Daily Archives: November 15, 2022

What are Stacked 3D ICs?

Just like any big city, electronics is evolving with great rapidity, such that both are running out of open space. The net result is a growth in the vertical direction. For a city, vertical growth promises more apartments, office space, and people per square mile. For electronics, there is the slowing of Moore’s law and the adoption of new advanced technology. That means chip developers cannot increase density and speed from shrinking processes and smaller transistors. Although they can increase the die capacity, this suffers from longer signal delays that reduce yield. That limits the expansion in X-Y directions, which means the only option remaining is building upwards.

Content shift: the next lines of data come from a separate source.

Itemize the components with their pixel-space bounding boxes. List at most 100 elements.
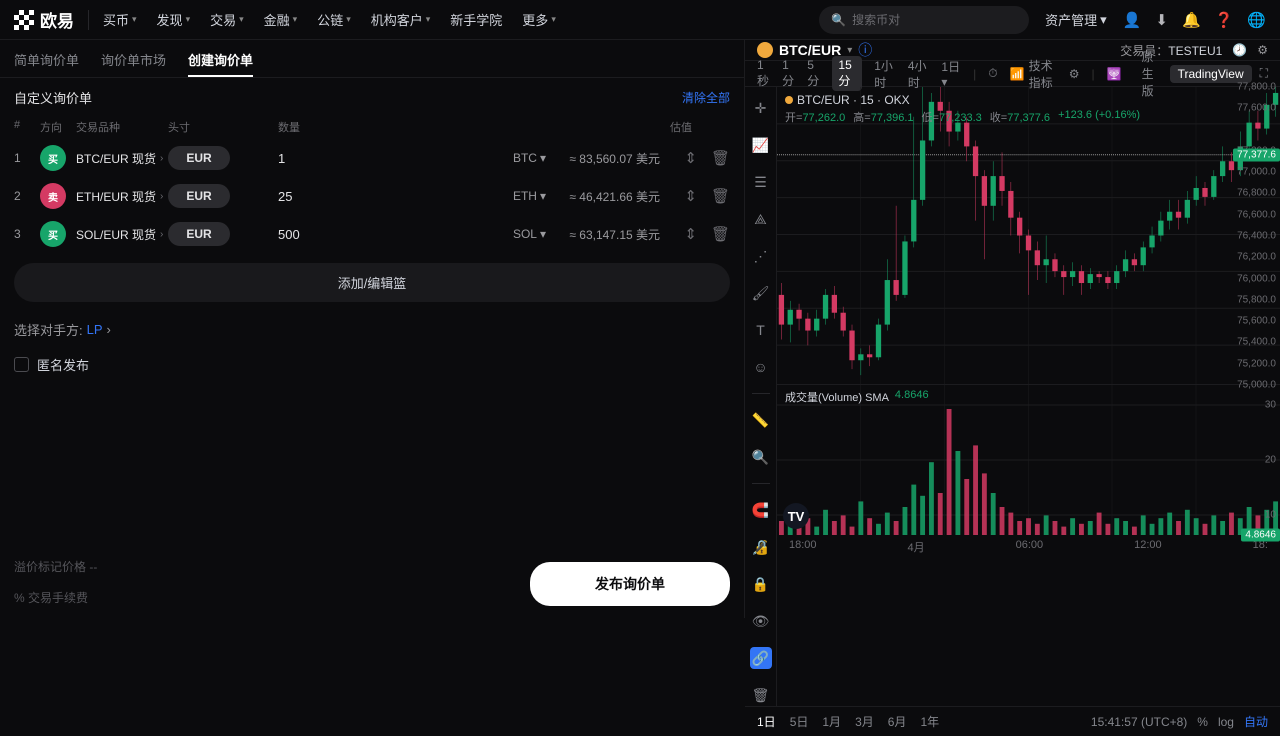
unit-selector-sol[interactable]: SOL ▾	[513, 227, 546, 241]
timeframe-15m[interactable]: 15分	[832, 56, 862, 91]
timeframe-5m[interactable]: 5分	[807, 58, 820, 89]
currency-pill-eur-3[interactable]: EUR	[168, 222, 230, 246]
price-axis-label: 76,000.0	[1237, 273, 1276, 284]
currency-pill-eur-2[interactable]: EUR	[168, 184, 230, 208]
unit-selector-btc[interactable]: BTC ▾	[513, 151, 546, 165]
auto-toggle[interactable]: 自动	[1244, 713, 1268, 730]
price-axis-label: 75,600.0	[1237, 316, 1276, 327]
chart-footer: 1日 5日 1月 3月 6月 1年 15:41:57 (UTC+8) % log…	[745, 706, 1280, 736]
swap-icon-3[interactable]: ⇕	[684, 225, 697, 243]
current-time-label: 15:41:57 (UTC+8)	[1091, 715, 1187, 729]
timeframe-1s[interactable]: 1秒	[757, 58, 770, 89]
table-row: 3 买 SOL/EUR 现货 › EUR 500 SOL ▾ ≈ 63,147.1…	[14, 215, 730, 253]
range-3m[interactable]: 3月	[855, 713, 874, 730]
delete-icon-1[interactable]: 🗑	[711, 149, 730, 167]
help-icon[interactable]: ❓	[1215, 11, 1234, 29]
candle-type-selector[interactable]: ⏱	[988, 66, 997, 81]
delete-icon-2[interactable]: 🗑	[711, 187, 730, 205]
add-edit-basket-button[interactable]: 添加/编辑篮	[14, 263, 730, 302]
tab-simple-quote[interactable]: 简单询价单	[14, 50, 79, 77]
checkbox-input[interactable]	[14, 357, 29, 372]
ohlc-overlay: BTC/EUR · 15 · OKX 开=77,262.0 高=77,396.1…	[785, 93, 1140, 125]
nav-item-more[interactable]: 更多 ▾	[522, 10, 556, 29]
nav-item-finance[interactable]: 金融 ▾	[264, 10, 298, 29]
log-toggle[interactable]: log	[1218, 715, 1234, 729]
counterparty-selector[interactable]: 选择对手方: LP ›	[14, 320, 730, 339]
price-axis-label: 76,800.0	[1237, 188, 1276, 199]
ruler-tool-icon[interactable]: 📏	[750, 409, 772, 431]
lock-edit-tool-icon[interactable]: 🔏	[750, 536, 772, 558]
side-badge-sell[interactable]: 卖	[40, 183, 66, 209]
range-1m[interactable]: 1月	[822, 713, 841, 730]
trendline-tool-icon[interactable]: 📈	[750, 134, 772, 156]
percent-toggle[interactable]: %	[1197, 715, 1208, 729]
nav-item-institutional[interactable]: 机构客户 ▾	[371, 10, 431, 29]
settings-gear-icon[interactable]: ⚙	[1069, 67, 1080, 81]
user-profile-icon[interactable]: 👤	[1123, 11, 1142, 29]
range-6m[interactable]: 6月	[888, 713, 907, 730]
currency-pill-eur-1[interactable]: EUR	[168, 146, 230, 170]
pair-selector-sol[interactable]: SOL/EUR 现货 ›	[76, 226, 168, 243]
nav-item-chain[interactable]: 公链 ▾	[317, 10, 351, 29]
magnet-tool-icon[interactable]: 🧲	[750, 499, 772, 521]
download-icon[interactable]: ⬇	[1155, 11, 1168, 29]
delete-tool-icon[interactable]: 🗑	[750, 684, 772, 706]
crosshair-tool-icon[interactable]: ✛	[750, 97, 772, 119]
volume-chart-svg[interactable]	[777, 385, 1280, 535]
quantity-field-1[interactable]: 1 BTC ▾	[278, 151, 560, 166]
range-5d[interactable]: 5日	[790, 713, 809, 730]
visibility-tool-icon[interactable]: 👁	[750, 610, 772, 632]
emoji-tool-icon[interactable]: ☺	[750, 356, 772, 378]
unit-selector-eth[interactable]: ETH ▾	[513, 189, 546, 203]
text-tool-icon[interactable]: T	[750, 319, 772, 341]
alert-icon[interactable]: 🕎	[1107, 67, 1122, 81]
nav-item-discover[interactable]: 发现 ▾	[157, 10, 191, 29]
tab-create-quote[interactable]: 创建询价单	[188, 50, 253, 77]
lock-tool-icon[interactable]: 🔒	[750, 573, 772, 595]
range-1d[interactable]: 1日	[757, 713, 776, 730]
timeframe-1m[interactable]: 1分	[782, 58, 795, 89]
nav-icon-group: 👤 ⬇ 🔔 ❓ 🌐	[1123, 11, 1266, 29]
swap-icon-1[interactable]: ⇕	[684, 149, 697, 167]
chevron-right-icon: ›	[160, 229, 163, 240]
pattern-tool-icon[interactable]: ⟁	[750, 208, 772, 230]
clear-all-button[interactable]: 清除全部	[682, 89, 730, 106]
fullscreen-icon[interactable]: ⛶	[1260, 66, 1268, 81]
publish-quote-button[interactable]: 发布询价单	[530, 562, 730, 606]
asset-management-menu[interactable]: 资产管理 ▾	[1045, 10, 1107, 29]
dotted-line-tool-icon[interactable]: ⋰	[750, 245, 772, 267]
price-chart-area[interactable]: BTC/EUR · 15 · OKX 开=77,262.0 高=77,396.1…	[777, 87, 1280, 385]
pair-selector-eth[interactable]: ETH/EUR 现货 ›	[76, 188, 168, 205]
range-1y[interactable]: 1年	[920, 713, 939, 730]
language-icon[interactable]: 🌐	[1247, 11, 1266, 29]
last-volume-tag: 4.8646	[1241, 529, 1280, 542]
timeframe-4h[interactable]: 4小时	[908, 57, 930, 91]
footer-right-controls: 15:41:57 (UTC+8) % log 自动	[1091, 713, 1268, 730]
nav-item-academy[interactable]: 新手学院	[450, 10, 502, 29]
timeframe-1d[interactable]: 1日 ▾	[941, 58, 961, 89]
side-badge-buy[interactable]: 买	[40, 145, 66, 171]
quantity-field-3[interactable]: 500 SOL ▾	[278, 227, 560, 242]
timeframe-1h[interactable]: 1小时	[874, 57, 896, 91]
tradingview-version-label[interactable]: TradingView	[1170, 65, 1252, 83]
quantity-field-2[interactable]: 25 ETH ▾	[278, 189, 560, 204]
pair-selector-btc[interactable]: BTC/EUR 现货 ›	[76, 150, 168, 167]
volume-chart-area[interactable]: 成交量(Volume) SMA 4.8646 TV	[777, 385, 1280, 535]
delete-icon-3[interactable]: 🗑	[711, 225, 730, 243]
zoom-tool-icon[interactable]: 🔍	[750, 446, 772, 468]
notifications-icon[interactable]: 🔔	[1182, 11, 1201, 29]
candlestick-chart-svg[interactable]	[777, 87, 1280, 384]
search-input[interactable]: 🔍 搜索币对	[819, 6, 1029, 34]
fee-label: % 交易手续费	[14, 589, 97, 606]
nav-item-buy-crypto[interactable]: 买币 ▾	[103, 10, 137, 29]
link-tool-icon[interactable]: 🔗	[750, 647, 772, 669]
anonymous-publish-checkbox[interactable]: 匿名发布	[14, 355, 730, 374]
chevron-down-icon: ▾	[293, 14, 298, 25]
channel-tool-icon[interactable]: ☰	[750, 171, 772, 193]
side-badge-buy[interactable]: 买	[40, 221, 66, 247]
swap-icon-2[interactable]: ⇕	[684, 187, 697, 205]
tab-quote-market[interactable]: 询价单市场	[101, 50, 166, 77]
nav-item-trade[interactable]: 交易 ▾	[210, 10, 244, 29]
brush-tool-icon[interactable]: 🖌	[750, 282, 772, 304]
indicators-button[interactable]: 📶 技术指标	[1010, 57, 1057, 91]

Among the many established forms of vertical integration, there are 2.5D ICs, flip-chip technology, inter-die connectivity with wire bonding, and stacked packages. However, all these suffer from constraints that limit their value. Three-dimensional integrated circuits or 3-D ICs offer the highest density and speed.

Three-dimensional ICs are monolithic 3-D SoCs built on multiple active silicon layers. These layers use vertical interconnections between the different layers. So far, this is an emerging technology and has not been widely deployed. Furthermore, there are stacked 3-D ICs with multiple dies that manufacturers have stacked, aligned, and bonded into a single package. They use TSVs or through silicon vias, and a hybrid bonding technique to complete the inter-die communication. Stacked 3-D ICs are now commercially available, offering an option for larger dies or migration to leading-edge nodes that are very expensive.

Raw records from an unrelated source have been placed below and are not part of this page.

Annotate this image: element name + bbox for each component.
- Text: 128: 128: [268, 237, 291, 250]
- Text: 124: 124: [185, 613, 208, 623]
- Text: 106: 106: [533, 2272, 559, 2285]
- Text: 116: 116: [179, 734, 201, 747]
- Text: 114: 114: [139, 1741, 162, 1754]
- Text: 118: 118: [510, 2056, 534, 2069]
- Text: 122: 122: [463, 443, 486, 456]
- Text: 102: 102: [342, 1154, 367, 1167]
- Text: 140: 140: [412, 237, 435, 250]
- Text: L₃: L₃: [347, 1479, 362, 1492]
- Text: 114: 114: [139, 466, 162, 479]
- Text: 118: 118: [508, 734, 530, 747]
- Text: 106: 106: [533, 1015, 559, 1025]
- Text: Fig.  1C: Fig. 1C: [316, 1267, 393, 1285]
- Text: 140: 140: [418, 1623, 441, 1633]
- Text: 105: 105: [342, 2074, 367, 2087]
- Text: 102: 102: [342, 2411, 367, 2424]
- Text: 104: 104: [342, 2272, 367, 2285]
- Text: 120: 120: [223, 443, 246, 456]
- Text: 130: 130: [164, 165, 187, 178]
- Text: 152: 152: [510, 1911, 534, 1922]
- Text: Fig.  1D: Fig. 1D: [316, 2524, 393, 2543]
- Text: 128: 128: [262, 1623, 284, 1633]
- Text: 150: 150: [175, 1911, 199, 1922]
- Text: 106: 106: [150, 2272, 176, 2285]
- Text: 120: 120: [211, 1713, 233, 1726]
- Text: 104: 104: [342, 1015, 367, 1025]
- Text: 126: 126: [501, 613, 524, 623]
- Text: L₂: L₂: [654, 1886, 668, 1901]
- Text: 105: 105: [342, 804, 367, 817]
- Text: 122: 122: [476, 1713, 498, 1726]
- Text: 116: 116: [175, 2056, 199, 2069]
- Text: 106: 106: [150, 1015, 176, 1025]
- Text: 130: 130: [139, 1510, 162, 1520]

Stacked 3-D ICs offer an ideal option for applications requiring more transistors in a given footprint. For instance, a mobile SoC requires high transistor densities but has limits on its footprint and height. Another example is cache memory chips. Manufacturers usually stack them on top of or below the processor to increase their bandwidth. This makes stacked 3-D ICs a natural choice for applications that are on the limits of a single die.

Vertical stacking offers a smaller footprint with faster interconnections compared to multiple packaged chips. Rather than a single large die, splitting it into several smaller dies provides a better yield. For the manufacturer, there is flexibility in stacking heterogeneous dies, as they can intermix various manufacturing processes and nodes. Moreover, it is possible to reuse existing chips without redesigning them or incorporating them into a single die. This offers a substantial reduction in risk and cost.

Although there are numerous benefits and opportunities from the use of stacked 3-D ICs, they also introduce new challenges. The architecture of 3-D silicone systems needs a more holistic approach, taking into account the third dimension. It is not sufficient to think of 3-D ICs only in terms of 2-D chips stacked on top of each other. Although it is necessary to optimize power, performance, and area in the familiar three-way approach,  the optimization must be in every cubic millimeter rather than in every square millimeter. All tradeoff decisions must take into account the vertical dimension also. This requires making the tradeoffs across all design stages, including IP, architecture, chip packaging, implementation, and system analysis.